É por isso que Deus habita em nossa alma. Quer estar conosco. Quem ama quer estar com o amado. A grande “dor do amor” é ter que ficar longe do amado, ou ser rejeitado por ele. “Não sabeis que sois o templo de Deus, e que o Espírito de Deus habita em vós?” (1 Cor 3,16).

Esta é, infelizmente, uma bela realidade que a maioria dos cristãos ainda não tomou consciência: Deus habita em nós. São João Batista, falando ao povo de Jesus, disse-lhes: “Está no meio de vós Alguém que não conheceis” (João 1,26). Deus é um desconhecido para a maioria, no próprio coração. E Ele sofre por isso.

“Quantas almas soltarão, um dia, um grito de surpresa, ao descobrir o que tinham no seu interior, sem o saberem!”, diz o Monsenhor d´Hulst.
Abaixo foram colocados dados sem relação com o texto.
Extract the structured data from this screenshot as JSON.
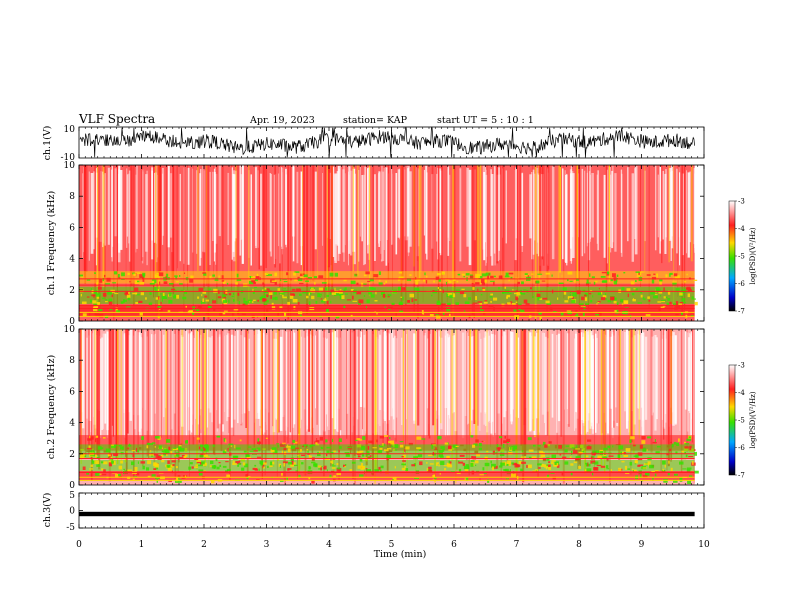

A finalidade da piedade é a intimidade com Deus. Ele está presente em nós pelo estado da graça. É dogma de fé, e dos mais importantes. A maioria tem uma vida espiritual anêmica porque busca Deus onde Ele não está e não o encontra na própria alma.

Deus só nos abandona se estivermos em pecado mortal. Então, é preciso procurar Deus dentro de nós, onde habita, onde nos chama, onde nos espera, e onde sofre as nossas ausências e esquecimentos. É assim que os santos chegaram a santidade: S. Teresinha, S. Teresa, S. João da Cruz, etc.

O maior dom que o homem recebeu ao ser criado é da participação amorosa da vida mesma da Santíssima Trindade. Jesus disse que “Meu Pai e Eu o amaremos, viremos a ele, e faremos nele a nossa morada” ( Jo 14, 23). Deus tem sede de viver em nós; por isso Jesus aceitou se fazer pão para estar em nós substancialmente.

“Somos um céu”, disse Santo Agostinho ( Sl 88). A beata Elizabeth da Trindade falava do “céu de minha alma onde Deus habita”.

Jesus disse: “Permanecei em mim e eu em vós, porque sem mim nada podeis fazer” (Jo 15,5). Essa é uma das razões porque Ele quer habitar e permanecer em nós: sem Ele somos nada.

Compreendo como Santa Teresa caía em êxtase à vista de uma alma em estado de graça. Via-se no céu. “O céu escrevia ela, não é a única morada de Nosso Senhor; Ele tem outra também em nossa alma, que se pode chamar outro céu”.

“Cristo, diz Santo Agostinho, está no centro do nosso interior, e de lá vê o que faz nossa mão, o que diz nossa língua, o que pensa nosso espírito e quais são nossos sentimentos íntimos. Com que vigilância, piedade e castidade devemos viver, uma vez que estamos sempre sob os olhares deste Senhor santíssimo”. (De Ascensione, Sermão XI).